Capitu-early, Capitulate.

But I don't know how to leave you
And I'll never let you fall
I found the envelope later than usual. Lying inside the front door on the floor where I would find it easily but no one else would look and I waited and waited forever, past dinner and tea and guitars and a short meeting with Sam and some cuddle-time with Ben and then when they had all drifted away on books, music, film and quiet talk I slipped out across the driveway to the boathouse.

The door was unlocked and I slipped in quietly. No lights on. I wondered if maybe Caleb was out but I passed his car in the drive.

I walk into the living room and I see him. He is lying on the couch, blanket bunched up around him. Not just dozing but deeply asleep. The stereo is on low, abandoned to an easy-rock station singing songs from 1983 that remain seared into my brain for how ridiculously profound they were to me when most people considered them little more than pure drivel.

I sit down on the floor close to his head and reach up one hand to stroke his cheek.

He isn't scary like this.

He isn't aging like this.

His heart is perfect, like this.

It's so incredibly rare to see Caleb sleeping, it's like a gift that helps me not be so afraid of him or so quick to condemn his motives. He can't hurt me when he's sleeping. He can't inflict the damage that leaves scars that last a lifetime when he doesn't even have his eyes open. He can't unnerve me with his insistence that he isn't evil. His unconscious soul poses no threat and in the growing darkness of the unlit room his slumbering form is a comfort to remind me that I won't be alone if I don't want to be. It's a promise of a different sort with a weight that feels different. The three decades between us stretches down a different road and is so much more painful than you could possibly understand from a few recollections on a screen, written at my kitchen table with total and utter disapproval from all sides, lest I get too close to the truth. Once you arrive there, you can never leave again.

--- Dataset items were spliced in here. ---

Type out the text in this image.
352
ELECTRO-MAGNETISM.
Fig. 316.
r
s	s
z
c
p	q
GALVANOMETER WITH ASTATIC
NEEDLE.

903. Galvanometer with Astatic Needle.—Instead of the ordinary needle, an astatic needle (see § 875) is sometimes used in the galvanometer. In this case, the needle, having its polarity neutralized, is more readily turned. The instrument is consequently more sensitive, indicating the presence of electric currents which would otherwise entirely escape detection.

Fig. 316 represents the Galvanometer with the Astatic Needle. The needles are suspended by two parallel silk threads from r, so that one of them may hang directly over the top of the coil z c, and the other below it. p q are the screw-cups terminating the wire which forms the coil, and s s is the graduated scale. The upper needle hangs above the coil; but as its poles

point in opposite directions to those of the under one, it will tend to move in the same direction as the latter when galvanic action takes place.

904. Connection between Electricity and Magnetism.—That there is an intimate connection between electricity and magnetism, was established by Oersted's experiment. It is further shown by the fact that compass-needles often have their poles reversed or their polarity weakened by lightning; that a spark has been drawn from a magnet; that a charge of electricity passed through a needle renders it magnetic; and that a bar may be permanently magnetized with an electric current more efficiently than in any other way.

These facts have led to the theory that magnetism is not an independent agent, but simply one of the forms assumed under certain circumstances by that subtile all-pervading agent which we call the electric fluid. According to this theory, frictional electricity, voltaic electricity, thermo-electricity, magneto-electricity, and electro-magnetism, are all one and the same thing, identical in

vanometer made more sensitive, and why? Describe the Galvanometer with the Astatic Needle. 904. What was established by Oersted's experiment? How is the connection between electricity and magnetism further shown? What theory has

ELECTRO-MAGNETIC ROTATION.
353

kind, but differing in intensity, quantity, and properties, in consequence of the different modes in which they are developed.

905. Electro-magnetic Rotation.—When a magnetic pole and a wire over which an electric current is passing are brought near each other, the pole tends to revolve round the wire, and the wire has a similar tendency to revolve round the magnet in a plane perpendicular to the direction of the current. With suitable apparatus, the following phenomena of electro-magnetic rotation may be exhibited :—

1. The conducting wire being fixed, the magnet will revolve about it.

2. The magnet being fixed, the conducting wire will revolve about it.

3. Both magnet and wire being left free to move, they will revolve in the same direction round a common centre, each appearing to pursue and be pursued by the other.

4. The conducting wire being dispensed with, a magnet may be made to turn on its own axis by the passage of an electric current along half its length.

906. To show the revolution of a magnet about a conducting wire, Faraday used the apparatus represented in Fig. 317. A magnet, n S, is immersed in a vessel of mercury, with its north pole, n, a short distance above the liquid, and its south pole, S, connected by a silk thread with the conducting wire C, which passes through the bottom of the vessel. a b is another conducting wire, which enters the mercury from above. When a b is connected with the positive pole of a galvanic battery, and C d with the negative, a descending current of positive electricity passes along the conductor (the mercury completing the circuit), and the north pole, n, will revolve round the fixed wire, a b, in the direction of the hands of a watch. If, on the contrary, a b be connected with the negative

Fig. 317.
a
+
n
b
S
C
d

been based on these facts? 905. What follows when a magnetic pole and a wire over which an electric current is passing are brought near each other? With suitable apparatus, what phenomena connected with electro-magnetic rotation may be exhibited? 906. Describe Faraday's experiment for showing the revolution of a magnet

I put my head down on the couch beside his chest and close my eyes. With half an ear exposed I can no longer hear the music but my brain is filling in the lyrics with the melody just fine, a skill I continue to work on for the inevitable day when the music stops on the outside and never returns.

Caleb's hand comes down over my hair and his thumb strokes a curved line across my ear while the song swells into the final verse in my skull.
I can make tonight forever
Or I can make it disappear by the dawn
And I can make you every promise that has ever been made
And I can make all your demons be gone

But I'm never gonna make it without you
Do you really want to see me crawl?
He is not asleep after all. Never was.